# can I use PCA and PAF on Kendall's and Spearman's correlation matrix?

I have a dataset of 77 items, ranked by 17 people, with many ties (actually: Q-sorted under a forced quasi-normal distribution in 15 bins). I am interested in common patterns of sorting items across people, so I want some exploratory factor analysis (PCA or PAF, probably) with items as cases, and people as variables (I know, it's odd - it's called Q Methodology.

The end result should be factor scores on these items, as "ideal-typical" ways to rank order these items. (Again, that's not me, that's Q).

I want to assume / preserve the ordinal nature of this data, so that leaves Spearman's or Kendall's as correlation coefficients for the correlation matrix. (I'm vaguely aware of Polychoric correlations, but I have no idea how that works, so I'd rather not touch it).

Two questions:

1. Can I use PAF and/or PCA on a Spearman's and/or Kendall's correlation coefficient?
2. How would I have to interpret the results differently (from a Pearson's based PAF/PCA) – if at all?

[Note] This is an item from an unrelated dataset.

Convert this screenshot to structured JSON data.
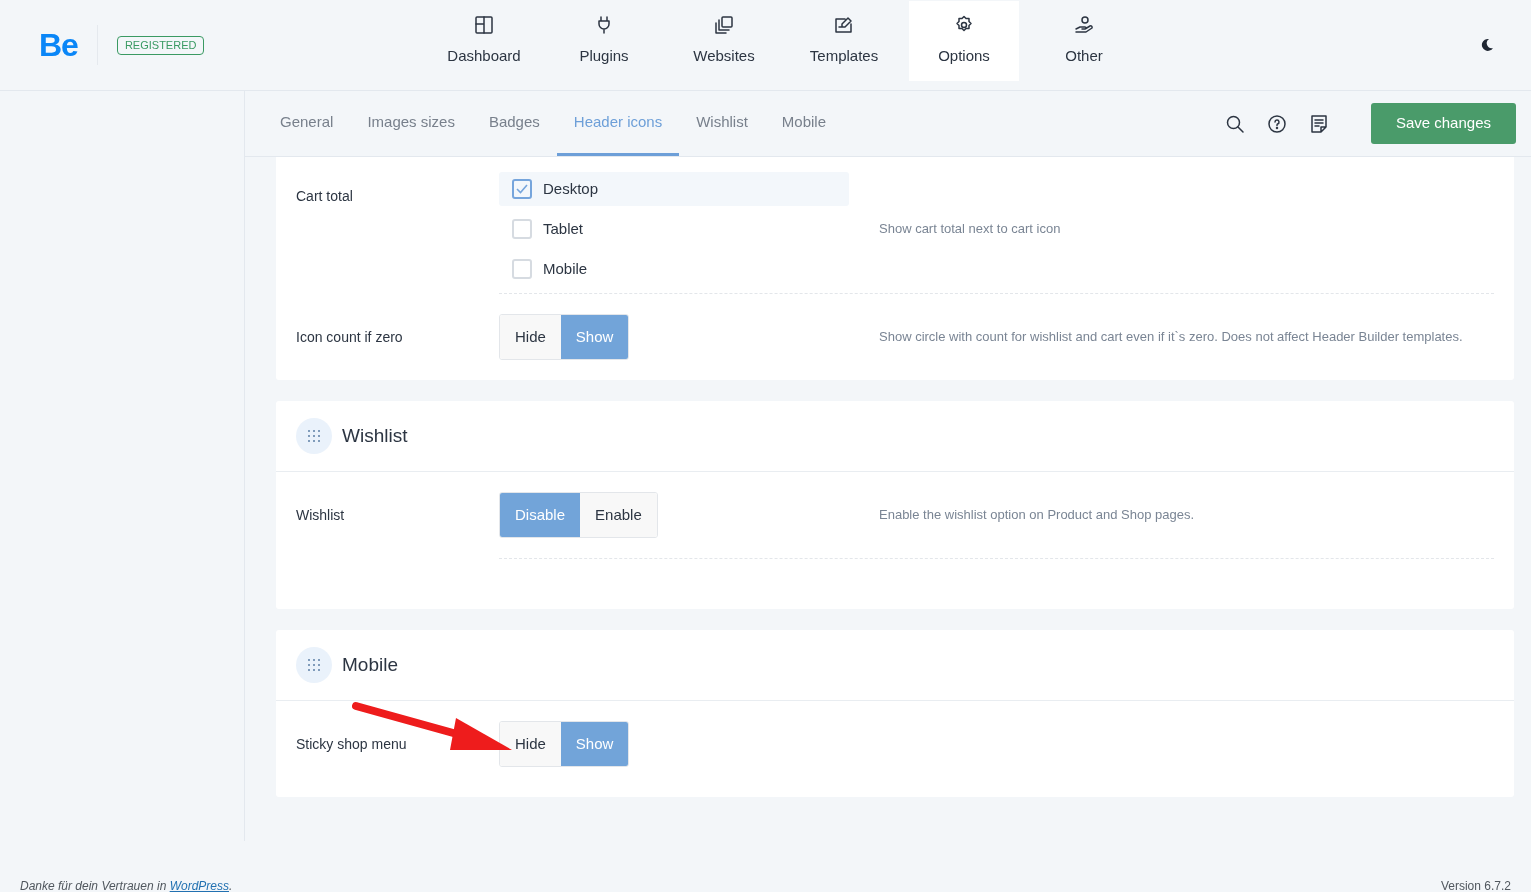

I know there are some answers around this issue, but there remains disagreement in answers and comments, as well as the literature. Also, the Q-circumstances are a bit special (or not, I don't know).

• This A seems to suggest Spearman works (no word on Kendall), though with different interpretation.
• This Q on SSCP seems to have to do with it.
• This A says "classic (linear) factor analysis" is only for Pearson's
• Basilevsky 2009 says "A Factor analysis can be based on a correlation matrix using Kendall's tau. Nothing new of major importance arises with respect to the interpretation of the results (...).

Ps.: since this (also) pertains to Q-Methodology, I'd appreciate if someone could add qmethod as a tag; see QMethod for a description and more.